Through this program students are offered intensive in-person language training and are immersed into the culture of the language they are studying. This is designed specifically to promote students’ rapid language growth.
A program of the U.S. Department of State’s Bureau of Educational and Cultural Affairs, the CLS program is part of a movement to expand the number of Americans studying and mastering foreign languages, many of which are critical to national security and economic prosperity. CLS scholars gain language and cultural skills that enable them to contribute to U.S. economic competitiveness and national security.
This selective program awards fully funded scholarships to 500 American students, representing 245 U.S. colleges and universities.
Students are also exposed to various career and academic advancement opportunities during and after their summer abroad. In addition, participants who successfully complete the program are granted non-competitive eligibility in government work for up to three years after program completion — something both Miller and Rafert are interested in.
“I’m excited for the opportunity to learn Turkish in an immersive setting with other highly motivated students from across the U.S. So not only will the CLS aid me in my immediate language goals and interests, but it opens doors to graduate school and careers in diplomacy,” Miller said.
Miller, who is double majoring in political science and history & philosophy, has been doing a virtual internship with the U.S. Embassy in Moscow throughout this school year, and took a directed study course with visiting professor Dr. Soran Tarkhani on Eastern Europe, one of his specialties. She has also taken courses with Dr.

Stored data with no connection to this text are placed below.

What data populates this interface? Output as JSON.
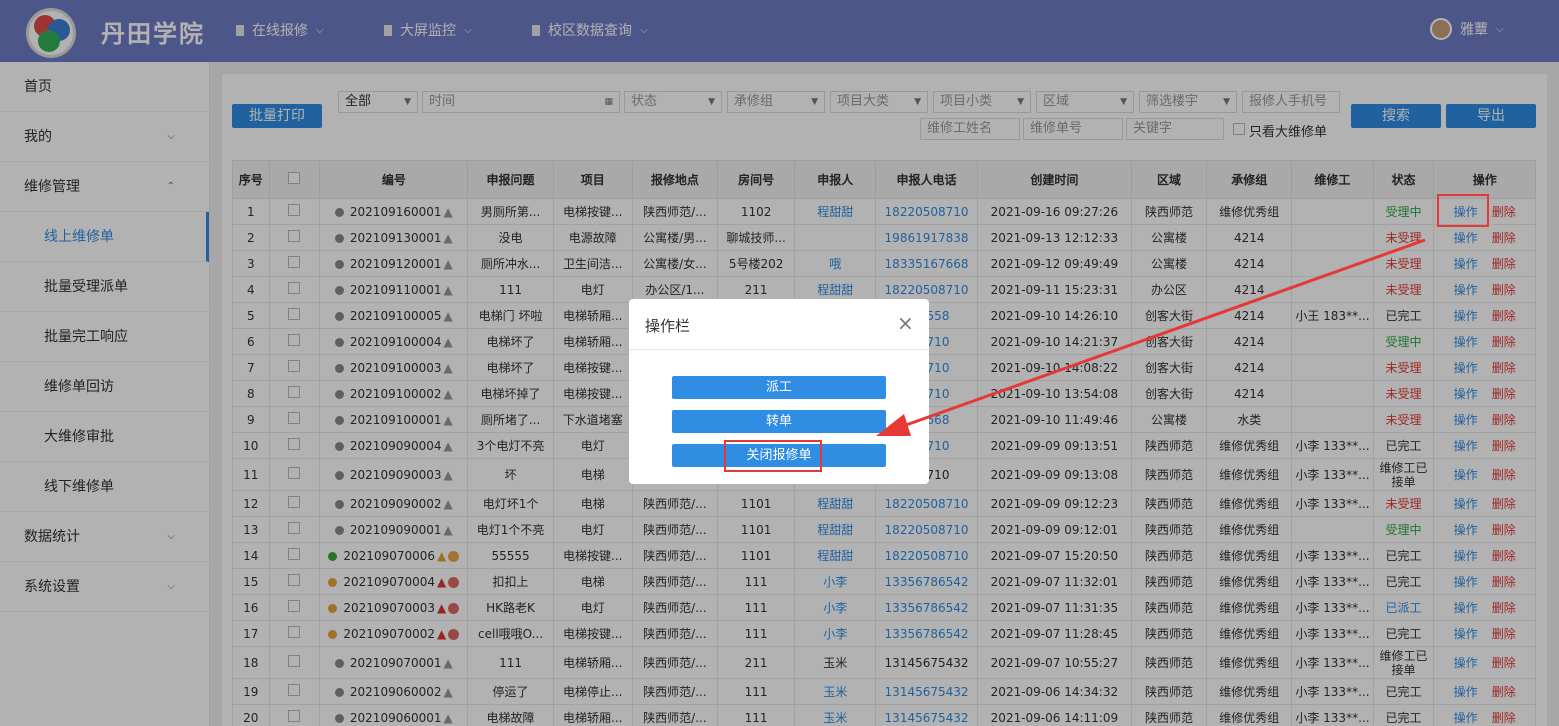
{
  "brand": "丹田学院",
  "nav": [
    "在线报修",
    "大屏监控",
    "校区数据查询"
  ],
  "user": "雅蕈",
  "sidebar": {
    "items": [
      {
        "label": "首页",
        "arrow": ""
      },
      {
        "label": "我的",
        "arrow": "⌵"
      },
      {
        "label": "维修管理",
        "arrow": "⌃"
      },
      {
        "label": "线上维修单",
        "arrow": ""
      },
      {
        "label": "批量受理派单",
        "arrow": ""
      },
      {
        "label": "批量完工响应",
        "arrow": ""
      },
      {
        "label": "维修单回访",
        "arrow": ""
      },
      {
        "label": "大维修审批",
        "arrow": ""
      },
      {
        "label": "线下维修单",
        "arrow": ""
      },
      {
        "label": "数据统计",
        "arrow": "⌵"
      },
      {
        "label": "系统设置",
        "arrow": "⌵"
      }
    ]
  },
  "toolbar": {
    "batch_print": "批量打印",
    "search": "搜索",
    "export": "导出",
    "only_big": "只看大维修单"
  },
  "filters": {
    "all": "全部",
    "time": "时间",
    "status": "状态",
    "group": "承修组",
    "cat_big": "项目大类",
    "cat_small": "项目小类",
    "area": "区域",
    "building": "筛选楼宇",
    "phone": "报修人手机号",
    "worker": "维修工姓名",
    "order_no": "维修单号",
    "keyword": "关键字"
  },
  "table": {
    "headers": [
      "序号",
      "",
      "编号",
      "申报问题",
      "项目",
      "报修地点",
      "房间号",
      "申报人",
      "申报人电话",
      "创建时间",
      "区域",
      "承修组",
      "维修工",
      "状态",
      "操作"
    ],
    "op_label": "操作",
    "del_label": "删除",
    "rows": [
      {
        "no": "1",
        "dot": "#888",
        "id": "202109160001",
        "marks": "w",
        "problem": "男厕所第...",
        "project": "电梯按键...",
        "place": "陕西师范/...",
        "room": "1102",
        "person": "程甜甜",
        "phone": "18220508710",
        "time": "2021-09-16 09:27:26",
        "area": "陕西师范",
        "group": "维修优秀组",
        "worker": "",
        "status": "受理中",
        "sc": "grn",
        "tall": false
      },
      {
        "no": "2",
        "dot": "#888",
        "id": "202109130001",
        "marks": "w",
        "problem": "没电",
        "project": "电源故障",
        "place": "公寓楼/男...",
        "room": "聊城技师...",
        "person": "",
        "phone": "19861917838",
        "time": "2021-09-13 12:12:33",
        "area": "公寓楼",
        "group": "4214",
        "worker": "",
        "status": "未受理",
        "sc": "red",
        "tall": false
      },
      {
        "no": "3",
        "dot": "#888",
        "id": "202109120001",
        "marks": "w",
        "problem": "厕所冲水...",
        "project": "卫生间洁...",
        "place": "公寓楼/女...",
        "room": "5号楼202",
        "person": "哦",
        "phone": "18335167668",
        "time": "2021-09-12 09:49:49",
        "area": "公寓楼",
        "group": "4214",
        "worker": "",
        "status": "未受理",
        "sc": "red",
        "tall": false
      },
      {
        "no": "4",
        "dot": "#888",
        "id": "202109110001",
        "marks": "w",
        "problem": "111",
        "project": "电灯",
        "place": "办公区/1...",
        "room": "211",
        "person": "程甜甜",
        "phone": "18220508710",
        "time": "2021-09-11 15:23:31",
        "area": "办公区",
        "group": "4214",
        "worker": "",
        "status": "未受理",
        "sc": "red",
        "tall": false
      },
      {
        "no": "5",
        "dot": "#888",
        "id": "202109100005",
        "marks": "w",
        "problem": "电梯门 坏啦",
        "project": "电梯轿厢...",
        "place": "",
        "room": "",
        "person": "",
        "phone": "909558",
        "time": "2021-09-10 14:26:10",
        "area": "创客大街",
        "group": "4214",
        "worker": "小王 183**...",
        "status": "已完工",
        "sc": "",
        "tall": false
      },
      {
        "no": "6",
        "dot": "#888",
        "id": "202109100004",
        "marks": "w",
        "problem": "电梯坏了",
        "project": "电梯轿厢...",
        "place": "",
        "room": "",
        "person": "",
        "phone": "508710",
        "time": "2021-09-10 14:21:37",
        "area": "创客大街",
        "group": "4214",
        "worker": "",
        "status": "受理中",
        "sc": "grn",
        "tall": false
      },
      {
        "no": "7",
        "dot": "#888",
        "id": "202109100003",
        "marks": "w",
        "problem": "电梯坏了",
        "project": "电梯按键...",
        "place": "",
        "room": "",
        "person": "",
        "phone": "508710",
        "time": "2021-09-10 14:08:22",
        "area": "创客大街",
        "group": "4214",
        "worker": "",
        "status": "未受理",
        "sc": "red",
        "tall": false
      },
      {
        "no": "8",
        "dot": "#888",
        "id": "202109100002",
        "marks": "w",
        "problem": "电梯坏掉了",
        "project": "电梯按键...",
        "place": "",
        "room": "",
        "person": "",
        "phone": "508710",
        "time": "2021-09-10 13:54:08",
        "area": "创客大街",
        "group": "4214",
        "worker": "",
        "status": "未受理",
        "sc": "red",
        "tall": false
      },
      {
        "no": "9",
        "dot": "#888",
        "id": "202109100001",
        "marks": "w",
        "problem": "厕所堵了...",
        "project": "下水道堵塞",
        "place": "",
        "room": "",
        "person": "",
        "phone": "167668",
        "time": "2021-09-10 11:49:46",
        "area": "公寓楼",
        "group": "水类",
        "worker": "",
        "status": "未受理",
        "sc": "red",
        "tall": false
      },
      {
        "no": "10",
        "dot": "#888",
        "id": "202109090004",
        "marks": "w",
        "problem": "3个电灯不亮",
        "project": "电灯",
        "place": "",
        "room": "",
        "person": "",
        "phone": "508710",
        "time": "2021-09-09 09:13:51",
        "area": "陕西师范",
        "group": "维修优秀组",
        "worker": "小李 133**...",
        "status": "已完工",
        "sc": "",
        "tall": false
      },
      {
        "no": "11",
        "dot": "#888",
        "id": "202109090003",
        "marks": "w",
        "problem": "坏",
        "project": "电梯",
        "place": "",
        "room": "",
        "person": "",
        "phone": "508710",
        "time": "2021-09-09 09:13:08",
        "area": "陕西师范",
        "group": "维修优秀组",
        "worker": "小李 133**...",
        "status": "维修工已接单",
        "sc": "orn",
        "tall": true
      },
      {
        "no": "12",
        "dot": "#888",
        "id": "202109090002",
        "marks": "w",
        "problem": "电灯坏1个",
        "project": "电梯",
        "place": "陕西师范/...",
        "room": "1101",
        "person": "程甜甜",
        "phone": "18220508710",
        "time": "2021-09-09 09:12:23",
        "area": "陕西师范",
        "group": "维修优秀组",
        "worker": "小李 133**...",
        "status": "未受理",
        "sc": "red",
        "tall": false
      },
      {
        "no": "13",
        "dot": "#888",
        "id": "202109090001",
        "marks": "w",
        "problem": "电灯1个不亮",
        "project": "电灯",
        "place": "陕西师范/...",
        "room": "1101",
        "person": "程甜甜",
        "phone": "18220508710",
        "time": "2021-09-09 09:12:01",
        "area": "陕西师范",
        "group": "维修优秀组",
        "worker": "",
        "status": "受理中",
        "sc": "grn",
        "tall": false
      },
      {
        "no": "14",
        "dot": "#3aa83a",
        "id": "202109070006",
        "marks": "wo",
        "problem": "55555",
        "project": "电梯按键...",
        "place": "陕西师范/...",
        "room": "1101",
        "person": "程甜甜",
        "phone": "18220508710",
        "time": "2021-09-07 15:20:50",
        "area": "陕西师范",
        "group": "维修优秀组",
        "worker": "小李 133**...",
        "status": "已完工",
        "sc": "",
        "tall": false
      },
      {
        "no": "15",
        "dot": "#e8a23a",
        "id": "202109070004",
        "marks": "rr",
        "problem": "扣扣上",
        "project": "电梯",
        "place": "陕西师范/...",
        "room": "111",
        "person": "小李",
        "phone": "13356786542",
        "time": "2021-09-07 11:32:01",
        "area": "陕西师范",
        "group": "维修优秀组",
        "worker": "小李 133**...",
        "status": "已完工",
        "sc": "",
        "tall": false
      },
      {
        "no": "16",
        "dot": "#e8a23a",
        "id": "202109070003",
        "marks": "rr",
        "problem": "HK路老K",
        "project": "电灯",
        "place": "陕西师范/...",
        "room": "111",
        "person": "小李",
        "phone": "13356786542",
        "time": "2021-09-07 11:31:35",
        "area": "陕西师范",
        "group": "维修优秀组",
        "worker": "小李 133**...",
        "status": "已派工",
        "sc": "blu",
        "tall": false
      },
      {
        "no": "17",
        "dot": "#e8a23a",
        "id": "202109070002",
        "marks": "rr",
        "problem": "cell哦哦O...",
        "project": "电梯按键...",
        "place": "陕西师范/...",
        "room": "111",
        "person": "小李",
        "phone": "13356786542",
        "time": "2021-09-07 11:28:45",
        "area": "陕西师范",
        "group": "维修优秀组",
        "worker": "小李 133**...",
        "status": "已完工",
        "sc": "",
        "tall": false
      },
      {
        "no": "18",
        "dot": "#888",
        "id": "202109070001",
        "marks": "w",
        "problem": "111",
        "project": "电梯轿厢...",
        "place": "陕西师范/...",
        "room": "211",
        "person": "玉米",
        "phone": "13145675432",
        "time": "2021-09-07 10:55:27",
        "area": "陕西师范",
        "group": "维修优秀组",
        "worker": "小李 133**...",
        "status": "维修工已接单",
        "sc": "orn",
        "tall": true
      },
      {
        "no": "19",
        "dot": "#888",
        "id": "202109060002",
        "marks": "w",
        "problem": "停运了",
        "project": "电梯停止...",
        "place": "陕西师范/...",
        "room": "111",
        "person": "玉米",
        "phone": "13145675432",
        "time": "2021-09-06 14:34:32",
        "area": "陕西师范",
        "group": "维修优秀组",
        "worker": "小李 133**...",
        "status": "已完工",
        "sc": "",
        "tall": false
      },
      {
        "no": "20",
        "dot": "#888",
        "id": "202109060001",
        "marks": "w",
        "problem": "电梯故障",
        "project": "电梯轿厢...",
        "place": "陕西师范/...",
        "room": "111",
        "person": "玉米",
        "phone": "13145675432",
        "time": "2021-09-06 14:11:09",
        "area": "陕西师范",
        "group": "维修优秀组",
        "worker": "小李 133**...",
        "status": "已完工",
        "sc": "",
        "tall": false
      }
    ]
  },
  "modal": {
    "title": "操作栏",
    "close": "×",
    "buttons": [
      "派工",
      "转单",
      "关闭报修单"
    ]
  },
  "colors": {
    "primary": "#2f8de4",
    "topbar": "#6f7bc4",
    "highlight": "#e53935"
  }
}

Corey Stutte, the political science program’s internationalist.
Rafert is a history major and political science minor who spent a semester last year at the American University in Cairo. After graduation in May, he will attend the University of Virginia in pursuit of a master’s degree in South Asian and Middle Eastern languages and cultures.
“This opportunity will provide me with a higher level of fluency in Arabic,” he said, “which I need to reach my goal of attaining a Ph.D. in medieval Arabic history.”